1While the E-ELT (Extremely Large Telescope – 39.3 meter mirror) and its first suite of scientific instruments are being constructed, a third generation of instruments for the Very Large Telescope Interferometer (VLTI) could emphasize particular aspects (angular and/or spectral resolution, extended wavelength coverage, multi-object), and benefit of a mature and improved telescope infrastructure, including adaptive optics and piston-stabilized beam trains. These improvements will be built and developed from now to 2025.


The last decade brought photon-counting detectors to reality as ideal sensors for adaptive optics and fringe tracking systems, using emCCD and APD technology, first integrated optics beam-combiners (IO-BCs) showed at the same time the potential for simplifying, compactifying the beam  combination, and at the same time increasing the precision of the measurement process. Key steps to go for larger arrays and the thermal infrared as a sweet spot for the direct detection of exo-planets and their formation, are the development of larger APD focal plane arrays working in the infrared, and IO-BCs for such wavelengths.
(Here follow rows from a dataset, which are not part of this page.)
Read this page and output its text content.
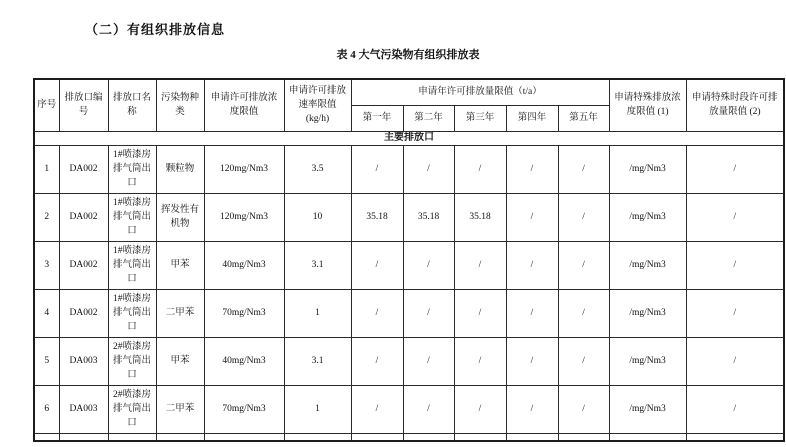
（二）有组织排放信息
表 4 大气污染物有组织排放表
序号	排放口编号	排放口名称	污染物种类	申请许可排放浓度限值	申请许可排放速率限值 (kg/h)	申请年许可排放量限值（t/a）					申请特殊排放浓度限值 (1)	申请特殊时段许可排放量限值 (2)
						第一年	第二年	第三年	第四年	第五年		
主要排放口												
1	DA002	1#喷漆房排气筒出口	颗粒物	120mg/Nm3	3.5	/	/	/	/	/	/mg/Nm3	/
2	DA002	1#喷漆房排气筒出口	挥发性有机物	120mg/Nm3	10	35.18	35.18	35.18	/	/	/mg/Nm3	/
3	DA002	1#喷漆房排气筒出口	甲苯	40mg/Nm3	3.1	/	/	/	/	/	/mg/Nm3	/
4	DA002	1#喷漆房排气筒出口	二甲苯	70mg/Nm3	1	/	/	/	/	/	/mg/Nm3	/
5	DA003	2#喷漆房排气筒出口	甲苯	40mg/Nm3	3.1	/	/	/	/	/	/mg/Nm3	/
6	DA003	2#喷漆房排气筒出口	二甲苯	70mg/Nm3	1	/	/	/	/	/	/mg/Nm3	/
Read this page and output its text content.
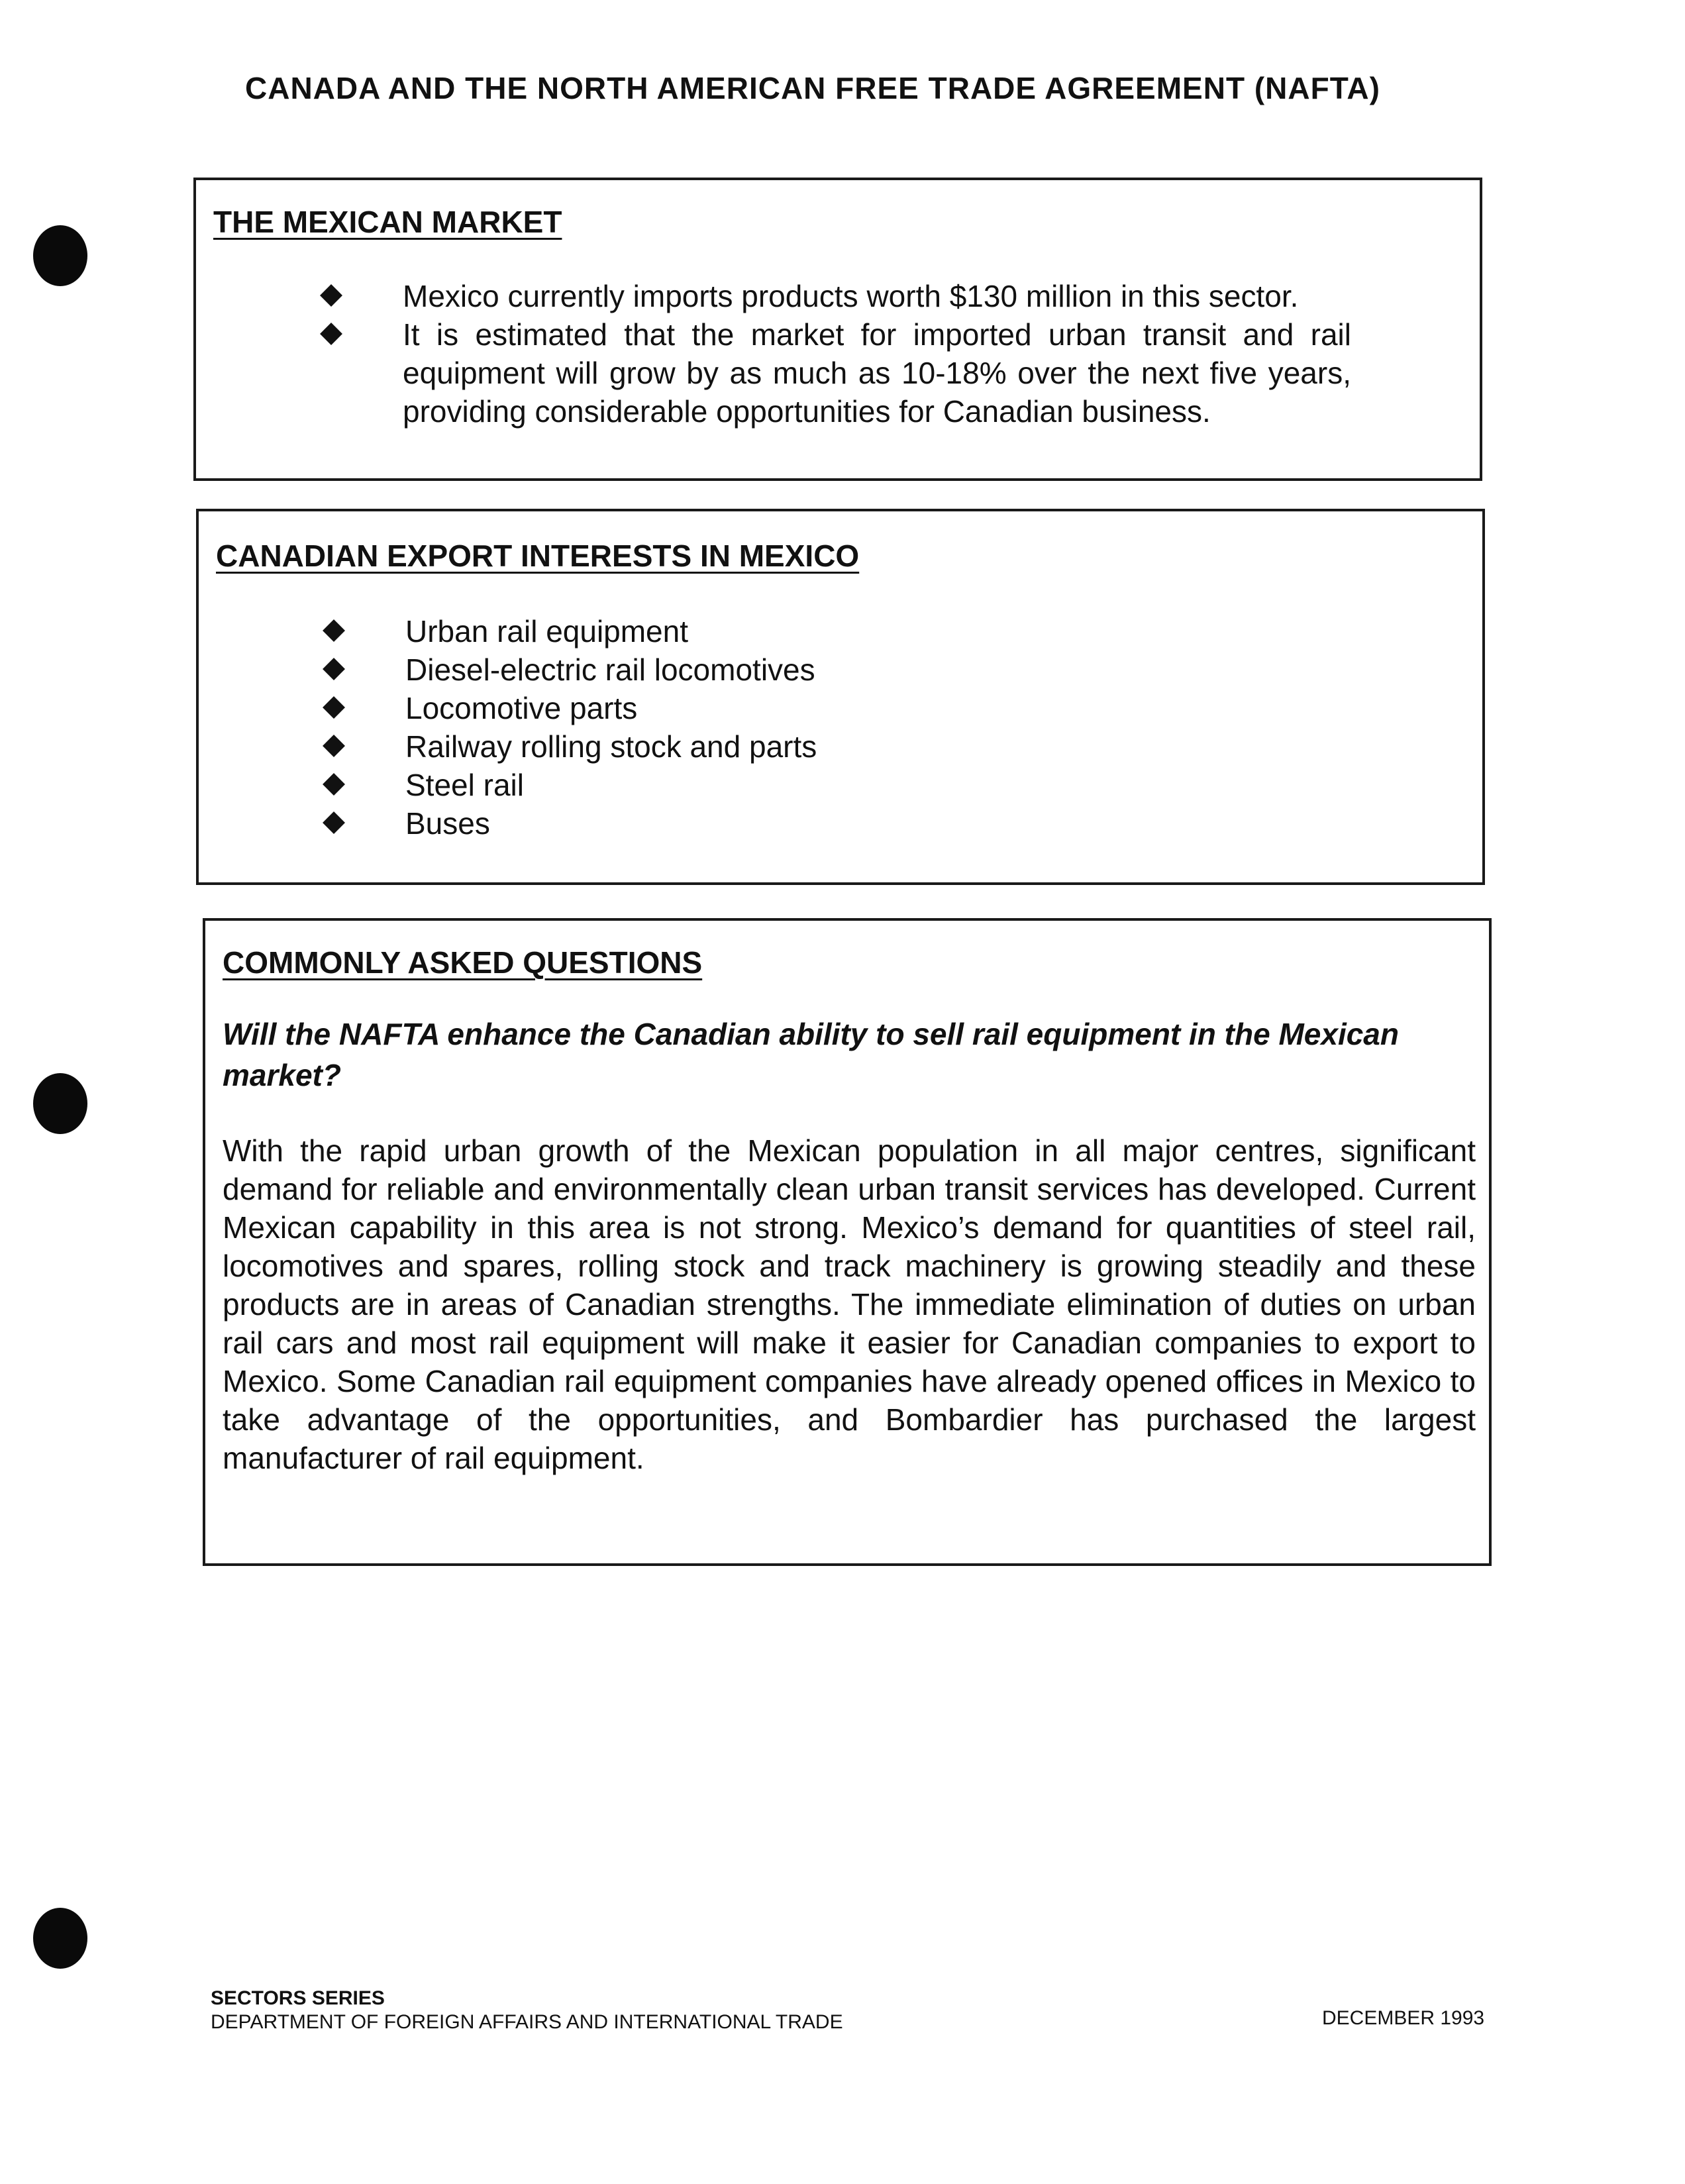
CANADA AND THE NORTH AMERICAN FREE TRADE AGREEMENT (NAFTA)
THE MEXICAN MARKET
Mexico currently imports products worth $130 million in this sector.
It is estimated that the market for imported urban transit and rail equipment will grow by as much as 10-18% over the next five years, providing considerable opportunities for Canadian business.
CANADIAN EXPORT INTERESTS IN MEXICO
Urban rail equipment
Diesel-electric rail locomotives
Locomotive parts
Railway rolling stock and parts
Steel rail
Buses
COMMONLY ASKED QUESTIONS
Will the NAFTA enhance the Canadian ability to sell rail equipment in the Mexican market?
With the rapid urban growth of the Mexican population in all major centres, significant demand for reliable and environmentally clean urban transit services has developed. Current Mexican capability in this area is not strong. Mexico’s demand for quantities of steel rail, locomotives and spares, rolling stock and track machinery is growing steadily and these products are in areas of Canadian strengths. The immediate elimination of duties on urban rail cars and most rail equipment will make it easier for Canadian companies to export to Mexico. Some Canadian rail equipment companies have already opened offices in Mexico to take advantage of the opportunities, and Bombardier has purchased the largest manufacturer of rail equipment.
SECTORS SERIES
DEPARTMENT OF FOREIGN AFFAIRS AND INTERNATIONAL TRADE	DECEMBER 1993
Research ideas are being developed to improve on the current fringe tracking limits of the VLTI. New fringe tracking concepts are being discussed which focus on an ideal use of photons entering the beam combining laboratory. In contrast, predictive control algorithms promise to create synergies between operating adaptive optics and fringe tracking in parallel.
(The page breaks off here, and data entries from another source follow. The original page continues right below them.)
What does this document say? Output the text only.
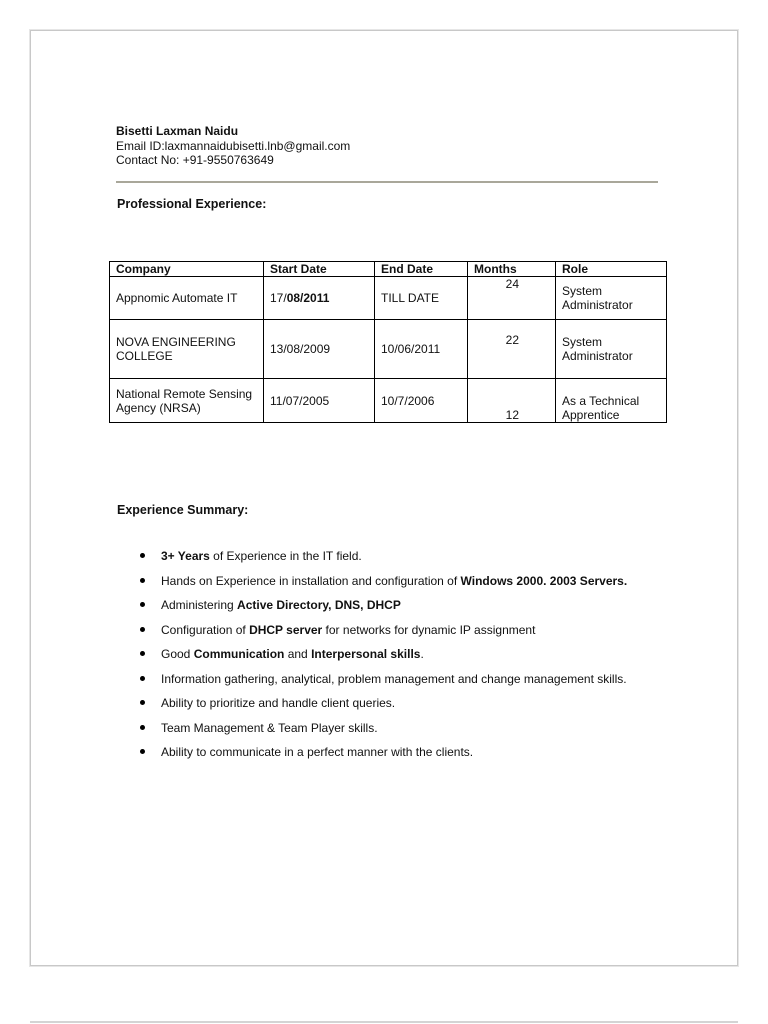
Bisetti Laxman Naidu
Email ID:laxmannaidubisetti.lnb@gmail.com
Contact No: +91-9550763649
Professional Experience:
Company	Start Date	End Date	Months	Role
Appnomic Automate IT	17/08/2011	TILL DATE	24	System Administrator
NOVA ENGINEERING COLLEGE	13/08/2009	10/06/2011	22	System Administrator
National Remote Sensing Agency (NRSA)	11/07/2005	10/7/2006	12	As a Technical Apprentice
Experience Summary:
3+ Years of Experience in the IT field.
Hands on Experience in installation and configuration of Windows 2000. 2003 Servers.
Administering Active Directory, DNS, DHCP
Configuration of DHCP server for networks for dynamic IP assignment
Good Communication and Interpersonal skills.
Information gathering, analytical, problem management and change management skills.
Ability to prioritize and handle client queries.
Team Management & Team Player skills.
Ability to communicate in a perfect manner with the clients.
As an intermediate step towards the PFI, longer baselines, and additional telescopes are discussed as an extension to the VLTI as it is today. Given the likely focus of the PFI on longer wavelengths, exploiting visible interferometry at the VLTI will allow for a complementary scientific use. Opto-mechanical upgrades of the current VLTI infrastructure that would be needed to control the wavelengths leading to a 2–3 times higher angular resolution, as a prerequisite for visible-wavelength interferometry. Important technological pathfinding is currently done at the CHARA facility.

At this early stage of developing post-VLTI facilities, also alternative approaches to high-dynamic range interferometric imaging at highest angular resolution should be studied. A future facility like PFI will eventually become feasible as an international facility if building on the experience of today’s optimized arrays, choosing the best fringe tracking concepts, focusing on simple light-weight telescopes and mass production of now standard technology to co-phase apertures (adaptive optics) and arrays (fringe tracking).